Decreased generation of anti-tumor immunity after intrasplenic immunization.

Abstract

The localization of antigen and the nature of the host antigen-presenting cells (APC) that present it to T cells are two major determinants of antigen immunogenicity. While lymph nodes appear to be the major site for T cell priming, recently the spleen was shown to provide an optimal microenvironment for direct CD8+ cytotoxic T cell (CTL) priming by tumor cells even in the absence of known costimulatory molecules on tumor cells. We analyzed whether the splenic microenvironment would support T cell priming also when host APC are involved (cross-priming) which is probably the major pathway during the generation of anti-tumor immunity. We performed immunization/challenge experiments using different tumor cells (B7.1+, B7.1- and/or beta-gal+, beta-gal-) known to induce CTL to a variable extent either exclusively by cross-priming (B7-) or at least partially by direct priming (B7+).
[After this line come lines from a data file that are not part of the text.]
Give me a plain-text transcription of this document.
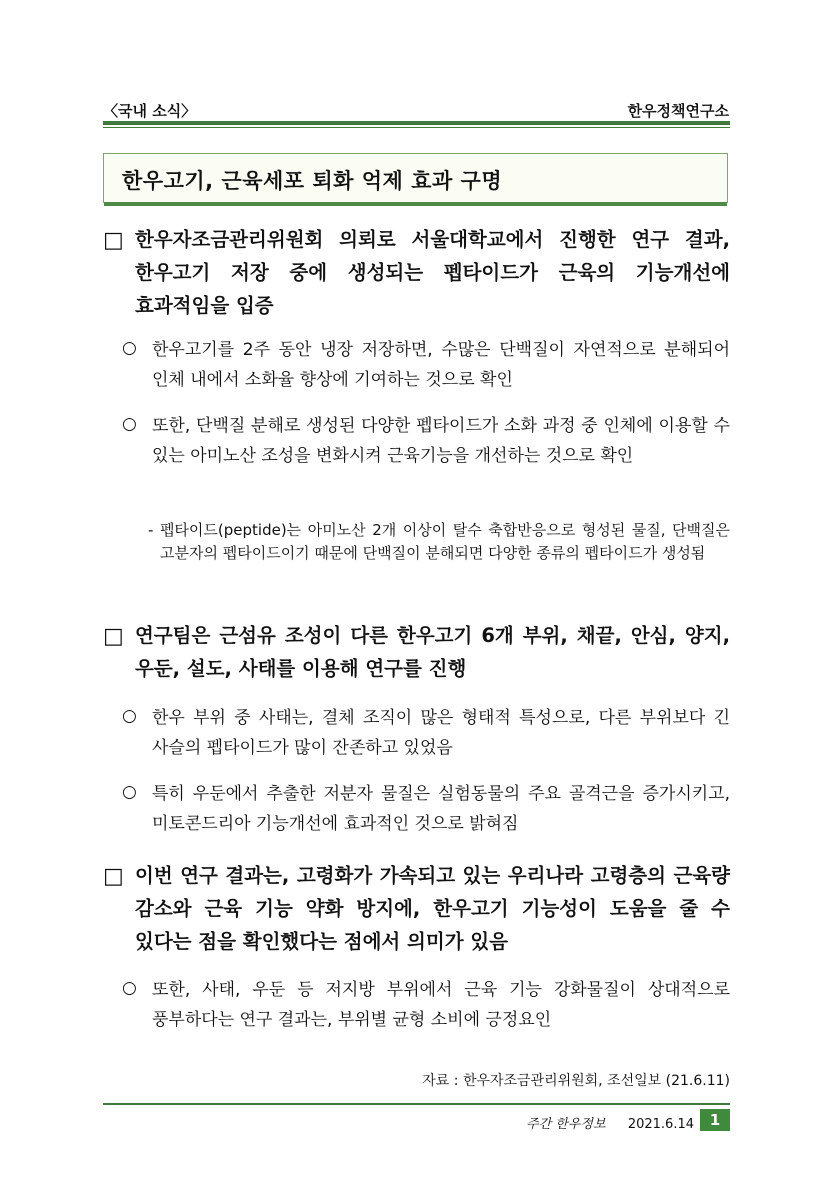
〈국내 소식〉	한우정책연구소
한우고기, 근육세포 퇴화 억제 효과 구명
□ 한우자조금관리위원회 의뢰로 서울대학교에서 진행한 연구 결과, 한우고기 저장 중에 생성되는 펩타이드가 근육의 기능개선에 효과적임을 입증
○ 한우고기를 2주 동안 냉장 저장하면, 수많은 단백질이 자연적으로 분해되어 인체 내에서 소화율 향상에 기여하는 것으로 확인
○ 또한, 단백질 분해로 생성된 다양한 펩타이드가 소화 과정 중 인체에 이용할 수 있는 아미노산 조성을 변화시켜 근육기능을 개선하는 것으로 확인
- 펩타이드(peptide)는 아미노산 2개 이상이 탈수 축합반응으로 형성된 물질, 단백질은 고분자의 펩타이드이기 때문에 단백질이 분해되면 다양한 종류의 펩타이드가 생성됨
□ 연구팀은 근섬유 조성이 다른 한우고기 6개 부위, 채끝, 안심, 양지, 우둔, 설도, 사태를 이용해 연구를 진행
○ 한우 부위 중 사태는, 결체 조직이 많은 형태적 특성으로, 다른 부위보다 긴 사슬의 펩타이드가 많이 잔존하고 있었음
○ 특히 우둔에서 추출한 저분자 물질은 실험동물의 주요 골격근을 증가시키고, 미토콘드리아 기능개선에 효과적인 것으로 밝혀짐
□ 이번 연구 결과는, 고령화가 가속되고 있는 우리나라 고령층의 근육량 감소와 근육 기능 약화 방지에, 한우고기 기능성이 도움을 줄 수 있다는 점을 확인했다는 점에서 의미가 있음
○ 또한, 사태, 우둔 등 저지방 부위에서 근육 기능 강화물질이 상대적으로 풍부하다는 연구 결과는, 부위별 균형 소비에 긍정요인
자료 : 한우자조금관리위원회, 조선일보 (21.6.11)
주간 한우정보 2021.6.14	1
Our results demonstrate that tumor take in the spleen required much less cells than at a subcutaneous injection site. Additionally, intrasplenic immunization was invariably ineffective compared to subcutaneous immunization. We further showed that B cells were not responsible for the inefficient intrasplenic immunization. Therefore delivering the tumor cell antigens inside the spleen by intrasplenic immunization did not improve but rather decreased the efficacy of tumor cell vaccines.